I have done this for a while. Usually a lifting session in the morning, and some kind of cardio later in the day. My typical cardio workout is a walk or a quick HIIT circuit. When I have time, I’ll go on several 10-15 minute walks throughout the day to get out of the office.
I am a big advocate of HIIT exercise. It’s great for those who like to switch up their workouts. Besides being an entertaining form of exercise, there are lots of health benefits to HIIT, too!
A new study has shown that this approach to exercise, broken up into what researchers call ‘snack size’ portions, is more beneficial than a longer workout session.

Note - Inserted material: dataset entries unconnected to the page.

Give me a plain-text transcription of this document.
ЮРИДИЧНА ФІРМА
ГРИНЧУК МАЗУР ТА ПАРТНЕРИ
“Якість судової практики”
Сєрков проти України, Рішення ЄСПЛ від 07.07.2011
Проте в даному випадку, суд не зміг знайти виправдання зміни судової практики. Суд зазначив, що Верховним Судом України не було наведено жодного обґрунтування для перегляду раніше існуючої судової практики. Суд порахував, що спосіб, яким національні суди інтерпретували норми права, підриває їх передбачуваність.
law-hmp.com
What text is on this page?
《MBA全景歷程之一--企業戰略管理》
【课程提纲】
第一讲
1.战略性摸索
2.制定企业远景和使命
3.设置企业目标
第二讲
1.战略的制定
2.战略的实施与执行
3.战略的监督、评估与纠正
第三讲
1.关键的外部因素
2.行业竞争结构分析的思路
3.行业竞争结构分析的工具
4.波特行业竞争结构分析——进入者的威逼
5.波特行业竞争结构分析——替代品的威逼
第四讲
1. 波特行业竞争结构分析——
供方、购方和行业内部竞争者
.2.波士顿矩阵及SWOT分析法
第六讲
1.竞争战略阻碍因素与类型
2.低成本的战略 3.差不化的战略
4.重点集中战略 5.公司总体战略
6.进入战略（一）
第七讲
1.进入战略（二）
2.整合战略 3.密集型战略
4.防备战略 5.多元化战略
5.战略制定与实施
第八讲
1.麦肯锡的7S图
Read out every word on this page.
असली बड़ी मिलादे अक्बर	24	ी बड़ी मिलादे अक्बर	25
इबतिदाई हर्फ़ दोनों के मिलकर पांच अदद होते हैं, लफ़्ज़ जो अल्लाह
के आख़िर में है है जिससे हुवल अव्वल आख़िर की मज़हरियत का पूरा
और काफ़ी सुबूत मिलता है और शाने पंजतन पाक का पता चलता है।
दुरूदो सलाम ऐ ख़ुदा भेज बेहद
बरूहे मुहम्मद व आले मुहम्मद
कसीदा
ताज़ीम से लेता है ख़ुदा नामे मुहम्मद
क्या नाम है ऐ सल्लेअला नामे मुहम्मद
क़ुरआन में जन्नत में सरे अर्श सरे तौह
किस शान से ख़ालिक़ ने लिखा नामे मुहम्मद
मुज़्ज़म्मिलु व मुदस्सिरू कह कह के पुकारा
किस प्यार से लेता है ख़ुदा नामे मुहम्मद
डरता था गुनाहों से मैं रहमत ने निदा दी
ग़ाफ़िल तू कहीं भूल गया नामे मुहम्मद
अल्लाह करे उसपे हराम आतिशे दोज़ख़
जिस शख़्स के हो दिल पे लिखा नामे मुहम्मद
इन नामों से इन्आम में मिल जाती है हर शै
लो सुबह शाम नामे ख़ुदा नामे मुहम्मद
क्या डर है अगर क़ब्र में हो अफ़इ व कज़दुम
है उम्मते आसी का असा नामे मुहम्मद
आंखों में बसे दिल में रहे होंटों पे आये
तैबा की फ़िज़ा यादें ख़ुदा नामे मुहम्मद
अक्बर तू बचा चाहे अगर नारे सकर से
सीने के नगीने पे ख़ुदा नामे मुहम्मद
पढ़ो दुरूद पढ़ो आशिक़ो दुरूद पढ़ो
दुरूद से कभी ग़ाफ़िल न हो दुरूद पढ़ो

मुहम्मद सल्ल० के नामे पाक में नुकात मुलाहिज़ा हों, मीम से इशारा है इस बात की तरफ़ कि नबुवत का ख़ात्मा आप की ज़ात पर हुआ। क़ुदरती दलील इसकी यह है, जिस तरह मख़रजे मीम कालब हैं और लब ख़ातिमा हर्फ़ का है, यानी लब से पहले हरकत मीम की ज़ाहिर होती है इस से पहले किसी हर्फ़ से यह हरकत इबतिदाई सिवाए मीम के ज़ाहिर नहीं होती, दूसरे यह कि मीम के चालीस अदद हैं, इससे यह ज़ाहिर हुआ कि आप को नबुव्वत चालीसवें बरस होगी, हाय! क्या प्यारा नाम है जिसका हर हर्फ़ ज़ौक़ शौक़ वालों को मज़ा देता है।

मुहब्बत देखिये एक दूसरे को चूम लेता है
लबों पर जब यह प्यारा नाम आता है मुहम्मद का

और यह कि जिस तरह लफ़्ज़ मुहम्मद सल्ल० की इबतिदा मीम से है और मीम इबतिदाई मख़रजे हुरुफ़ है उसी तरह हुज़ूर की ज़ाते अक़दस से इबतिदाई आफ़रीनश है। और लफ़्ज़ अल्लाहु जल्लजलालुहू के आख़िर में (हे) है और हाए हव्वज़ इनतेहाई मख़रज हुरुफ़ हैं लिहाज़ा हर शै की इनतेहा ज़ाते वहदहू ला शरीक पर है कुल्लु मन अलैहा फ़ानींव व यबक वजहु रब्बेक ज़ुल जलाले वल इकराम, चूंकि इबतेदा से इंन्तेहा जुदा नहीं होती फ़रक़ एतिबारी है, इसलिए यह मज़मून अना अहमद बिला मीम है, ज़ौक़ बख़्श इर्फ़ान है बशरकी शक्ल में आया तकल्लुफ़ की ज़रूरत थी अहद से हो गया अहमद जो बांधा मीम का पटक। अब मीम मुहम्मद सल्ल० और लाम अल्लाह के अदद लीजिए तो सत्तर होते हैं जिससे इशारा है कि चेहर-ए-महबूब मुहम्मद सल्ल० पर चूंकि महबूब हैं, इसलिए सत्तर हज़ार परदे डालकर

In this study, participants either exercised for 12 minute HIIT style workouts 3 times a day, or a 30 minute stretch after dinner. The participants who exercised for 30 minutes after dinner had lowered their blood sugar (this is a common effect after exercise) after their meal. But the participants who exercised for 12 minutes several times a day had a longer lasting effect of lowered blood sugar. You can read more about this study here.
So, what does this really mean? Well, it could be a better method if you are trying to lower your blood sugar to approach exercise.
But it also means that if you don’t have time for a 45-60 minute workout in the morning, it’s totally okay. In fact, maybe this approach will work better for you! There are lots of ways to fit in a little extra cardio throughout your day.